Numa tentativa de evitar o encerramento de camas, outros hospitais estão a optar por retirar a tutela das salas de emergência da esfera da Medicina Intensiva o que compromete o normal funcionamento do circuito do doente crítico.
De forma menos visível no imediato, mas eventualmente mais impactante para o futuro não pode descurar-se o impacto na capacidade formativa e de investigação dos SMI.
O impacto em termos de capacidade de resposta é ainda reduzido, atestando a vontade de minimizar o impacto para os doentes, mas há vários factores que se conjugam para que esta situação se possa agravar muito rapidamente.
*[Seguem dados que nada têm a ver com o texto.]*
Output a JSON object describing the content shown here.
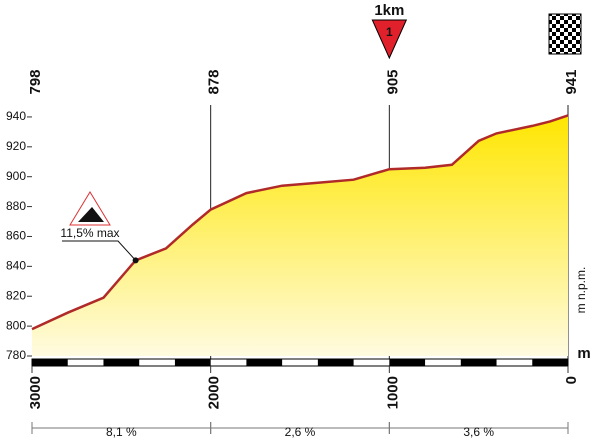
{
  "chart_data": {
    "type": "area",
    "x": [
      3000,
      2800,
      2600,
      2420,
      2250,
      2100,
      2000,
      1800,
      1600,
      1400,
      1200,
      1000,
      800,
      650,
      500,
      400,
      200,
      100,
      0
    ],
    "values": [
      798,
      809,
      819,
      844,
      852,
      868,
      878,
      889,
      894,
      896,
      898,
      905,
      906,
      908,
      924,
      929,
      934,
      937,
      941
    ],
    "xlim": [
      3000,
      0
    ],
    "ylim": [
      780,
      950
    ],
    "xticks": [
      3000,
      2000,
      1000,
      0
    ],
    "yticks": [
      780,
      800,
      820,
      840,
      860,
      880,
      900,
      920,
      940
    ],
    "y_unit": "m n.p.m.",
    "x_unit": "m",
    "line_color": "#b02a2a",
    "fill_color": "#ffe600",
    "checkpoints": [
      {
        "x": 3000,
        "elevation": 798
      },
      {
        "x": 2000,
        "elevation": 878
      },
      {
        "x": 1000,
        "elevation": 905
      },
      {
        "x": 0,
        "elevation": 941
      }
    ],
    "km_marker": {
      "x": 1000,
      "label": "1km",
      "number": 1
    },
    "max_gradient": {
      "x": 2420,
      "y": 844,
      "label": "11,5% max"
    },
    "segments": [
      {
        "from": 3000,
        "to": 2000,
        "label": "8,1 %"
      },
      {
        "from": 2000,
        "to": 1000,
        "label": "2,6 %"
      },
      {
        "from": 1000,
        "to": 0,
        "label": "3,6 %"
      }
    ]
  }
}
Por um lado, temos o arrastar das negociações entre a tutela e os sindicatos a qual, na ausência de uma resposta de consenso, continua a arrastar mais médicos para a posição da recusa.
Paralelamente temos o início dos meses de inverno e da época da gripe que são períodos onde a carga de trabalho dos SMI aumenta de forma significativa.
A isto acresce que, apesar de uma melhoria significativa nos últimos anos, Portugal tem (comparativamente com os restantes países da CE) uma das menores taxas de camas de Medicina Intensiva por 100 000 habitantes e uma população envelhecida e vulnerável.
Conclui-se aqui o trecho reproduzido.